Briefe / Mitteilungen

Freie Arztwahl in Gefahr

DOI: https://doi.org/10.4414/saez.2020.19407
Veröffentlichung: 25.11.2020
Schweiz Ärzteztg. 2020;101(48):1612

Dr. med. Monika Diethelm-Knoepfel, Fach­ärztin für Kinder- und Jugendpsychiatrie und -psychotherapie, Uzwil

Freie Arztwahl in Gefahr

Brief zu: Henggi B. Visionen zum Schaden des Schweizer Gesundheitswesens. Schweiz Ärzteztg. 2020;101(40):1260–2.
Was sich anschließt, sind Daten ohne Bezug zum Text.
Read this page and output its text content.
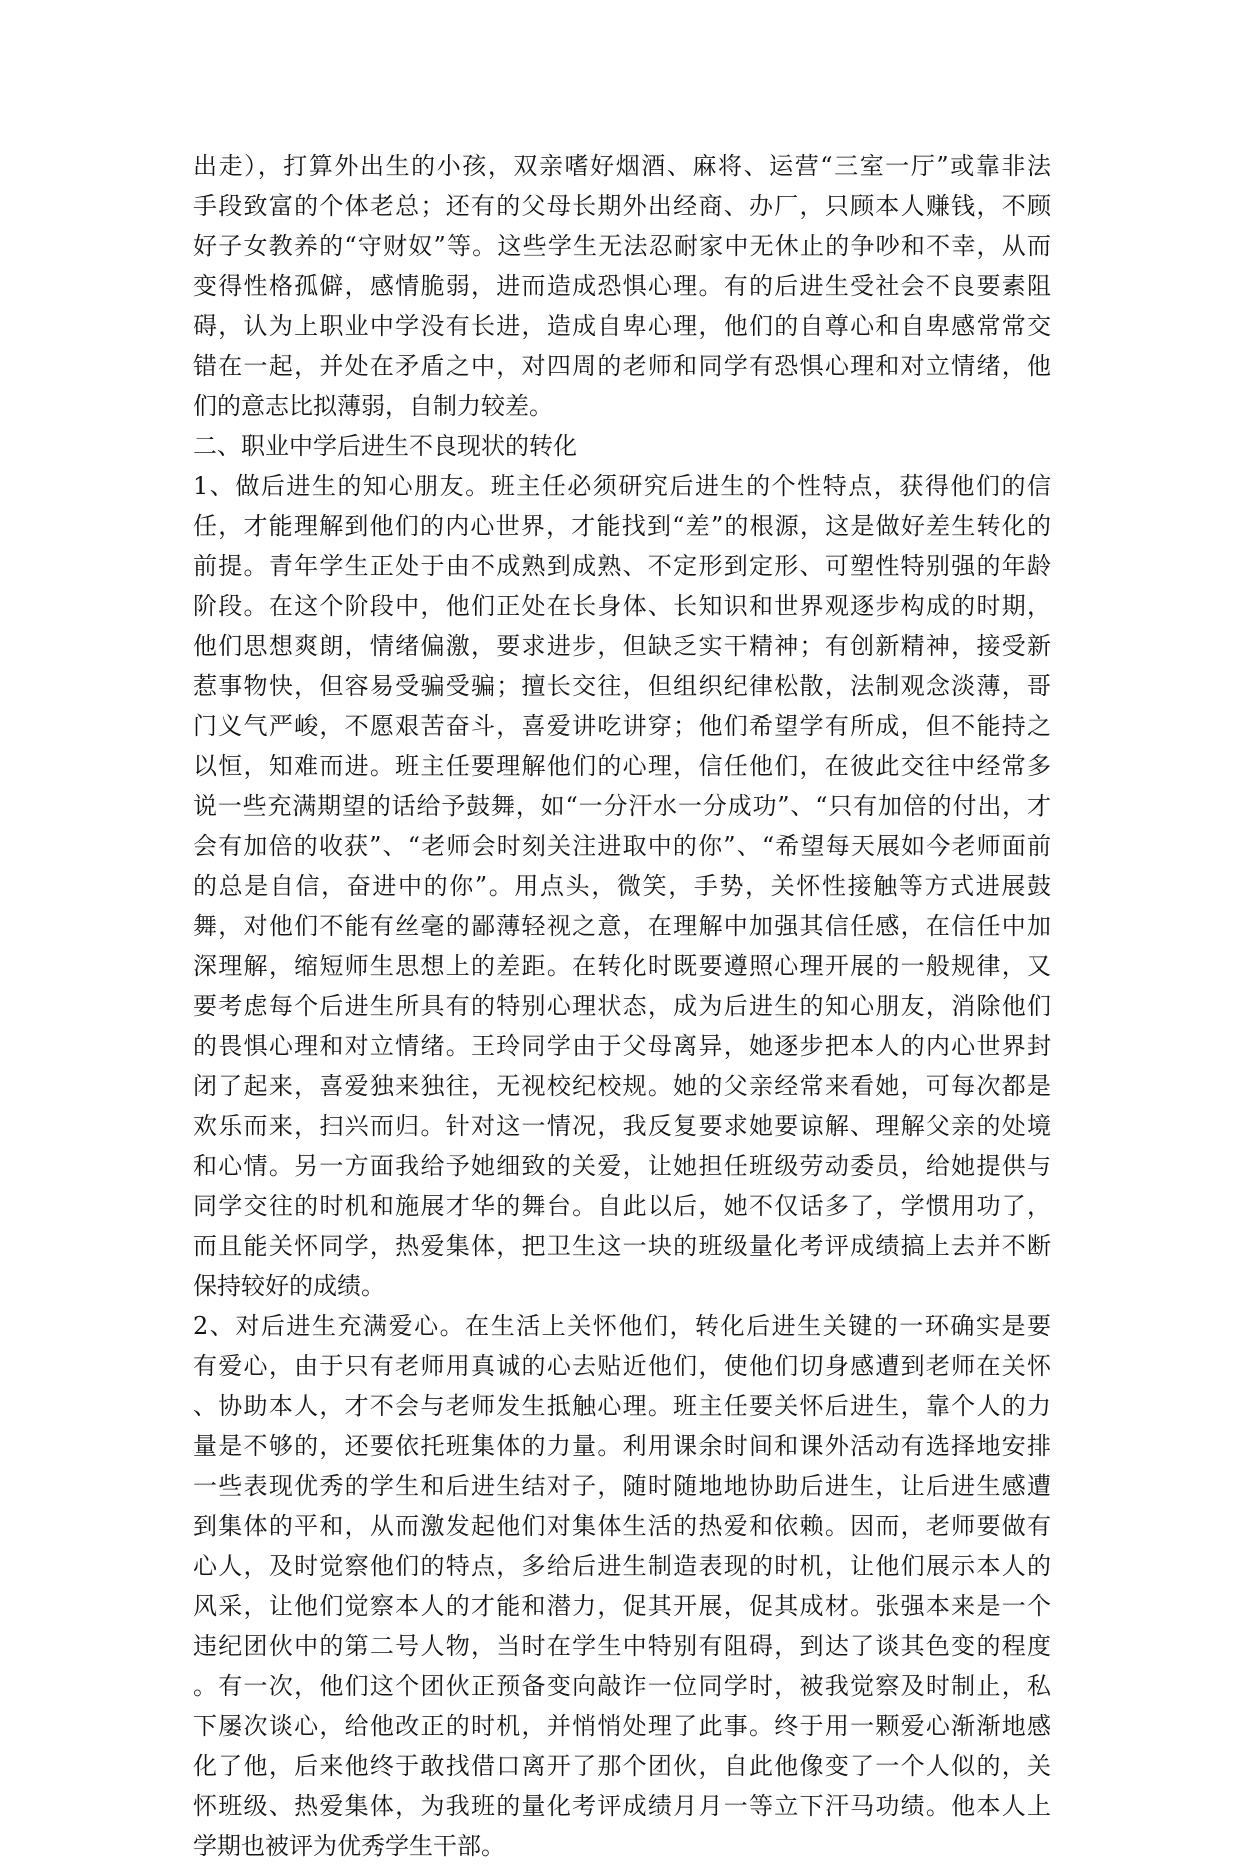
出走），打算外出生的小孩，双亲嗜好烟酒、麻将、运营“三室一厅”或靠非法
手段致富的个体老总；还有的父母长期外出经商、办厂，只顾本人赚钱，不顾
好子女教养的“守财奴”等。这些学生无法忍耐家中无休止的争吵和不幸，从而
变得性格孤僻，感情脆弱，进而造成恐惧心理。有的后进生受社会不良要素阻
碍，认为上职业中学没有长进，造成自卑心理，他们的自尊心和自卑感常常交
错在一起，并处在矛盾之中，对四周的老师和同学有恐惧心理和对立情绪，他
们的意志比拟薄弱，自制力较差。
二、职业中学后进生不良现状的转化
1、做后进生的知心朋友。班主任必须研究后进生的个性特点，获得他们的信
任，才能理解到他们的内心世界，才能找到“差”的根源，这是做好差生转化的
前提。青年学生正处于由不成熟到成熟、不定形到定形、可塑性特别强的年龄
阶段。在这个阶段中，他们正处在长身体、长知识和世界观逐步构成的时期，
他们思想爽朗，情绪偏激，要求进步，但缺乏实干精神；有创新精神，接受新
惹事物快，但容易受骗受骗；擅长交往，但组织纪律松散，法制观念淡薄，哥
门义气严峻，不愿艰苦奋斗，喜爱讲吃讲穿；他们希望学有所成，但不能持之
以恒，知难而进。班主任要理解他们的心理，信任他们，在彼此交往中经常多
说一些充满期望的话给予鼓舞，如“一分汗水一分成功”、“只有加倍的付出，才
会有加倍的收获”、“老师会时刻关注进取中的你”、“希望每天展如今老师面前
的总是自信，奋进中的你”。用点头，微笑，手势，关怀性接触等方式进展鼓
舞，对他们不能有丝毫的鄙薄轻视之意，在理解中加强其信任感，在信任中加
深理解，缩短师生思想上的差距。在转化时既要遵照心理开展的一般规律，又
要考虑每个后进生所具有的特别心理状态，成为后进生的知心朋友，消除他们
的畏惧心理和对立情绪。王玲同学由于父母离异，她逐步把本人的内心世界封
闭了起来，喜爱独来独往，无视校纪校规。她的父亲经常来看她，可每次都是
欢乐而来，扫兴而归。针对这一情况，我反复要求她要谅解、理解父亲的处境
和心情。另一方面我给予她细致的关爱，让她担任班级劳动委员，给她提供与
同学交往的时机和施展才华的舞台。自此以后，她不仅话多了，学惯用功了，
而且能关怀同学，热爱集体，把卫生这一块的班级量化考评成绩搞上去并不断
保持较好的成绩。
2、对后进生充满爱心。在生活上关怀他们，转化后进生关键的一环确实是要
有爱心，由于只有老师用真诚的心去贴近他们，使他们切身感遭到老师在关怀
、协助本人，才不会与老师发生抵触心理。班主任要关怀后进生，靠个人的力
量是不够的，还要依托班集体的力量。利用课余时间和课外活动有选择地安排
一些表现优秀的学生和后进生结对子，随时随地地协助后进生，让后进生感遭
到集体的平和，从而激发起他们对集体生活的热爱和依赖。因而，老师要做有
心人，及时觉察他们的特点，多给后进生制造表现的时机，让他们展示本人的
风采，让他们觉察本人的才能和潜力，促其开展，促其成材。张强本来是一个
违纪团伙中的第二号人物，当时在学生中特别有阻碍，到达了谈其色变的程度
。有一次，他们这个团伙正预备变向敲诈一位同学时，被我觉察及时制止，私
下屡次谈心，给他改正的时机，并悄悄处理了此事。终于用一颗爱心渐渐地感
化了他，后来他终于敢找借口离开了那个团伙，自此他像变了一个人似的，关
怀班级、热爱集体，为我班的量化考评成绩月月一等立下汗马功绩。他本人上
学期也被评为优秀学生干部。
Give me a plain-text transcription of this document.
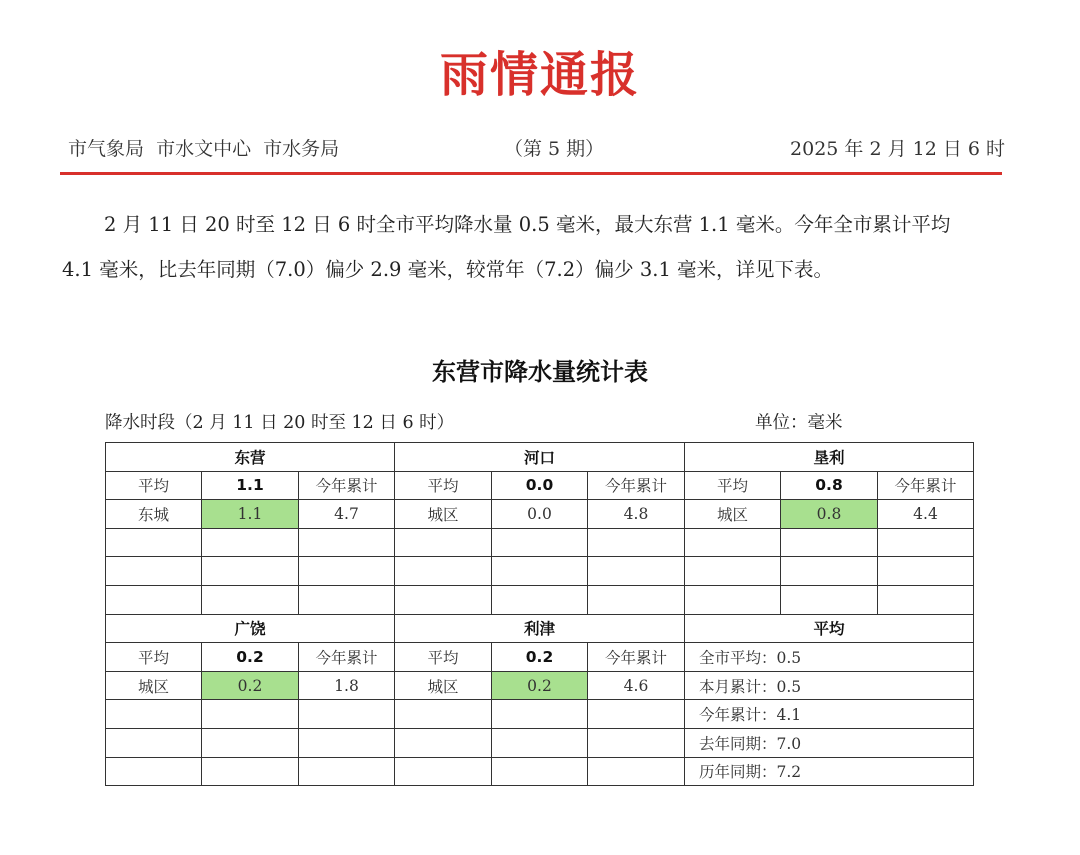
雨情通报
市气象局  市水文中心  市水务局	（第 5 期）	2025 年 2 月 12 日 6 时
2 月 11 日 20 时至 12 日 6 时全市平均降水量 0.5 毫米，最大东营 1.1 毫米。今年全市累计平均
4.1 毫米，比去年同期（7.0）偏少 2.9 毫米，较常年（7.2）偏少 3.1 毫米，详见下表。
东营市降水量统计表
降水时段（2 月 11 日 20 时至 12 日 6 时）	单位：毫米
东营			河口			垦利		
平均	1.1	今年累计	平均	0.0	今年累计	平均	0.8	今年累计
东城	1.1	4.7	城区	0.0	4.8	城区	0.8	4.4

广饶			利津			平均		
平均	0.2	今年累计	平均	0.2	今年累计	全市平均：0.5		
城区	0.2	1.8	城区	0.2	4.6	本月累计：0.5		
						今年累计：4.1		
						去年同期：7.0		
						历年同期：7.2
Die freie Arztwahl ist in der Schweiz einmal mehr in Gefahr. Einerseits durch die Idee ­einer «Erstberatungsstelle», an die sich jeder wenden muss, der möchte, dass die Behandlung seiner Krankheit von der Grundversicherung bezahlt wird. Andererseits durch Schulen in verschiedenen Kantonen, die Eltern zwingen wollen, zum jeweiligen KJPD zu gehen, auch wenn sie mit ihrem Kind schon bei einem freipraktizierenden Kinder- und ­Jugendpsychiater/-psychotherapeuten in Behandlung sind. Falls Eltern das nicht tun, wird die Zusammenarbeit mit dem bisherigen Behandler boykottiert etc. Ich kenne mehrere Fälle, in denen auch der Verweis auf das Recht der freien Arztwahl und Interventionen des zuständigen KJPD die Schule nicht von ihrer Forderung abbrachten. Auch habe ich schon erlebt, dass Schulpsychologen ein Kind an seinem Augenarzt vorbei zu einer anderen Fachperson schicken wollten. Es kann nicht an­gehen, dass eine Schule oder Schulbehörde bestimmen kann, welche Medizinalpersonen für Kinder zuständig sind.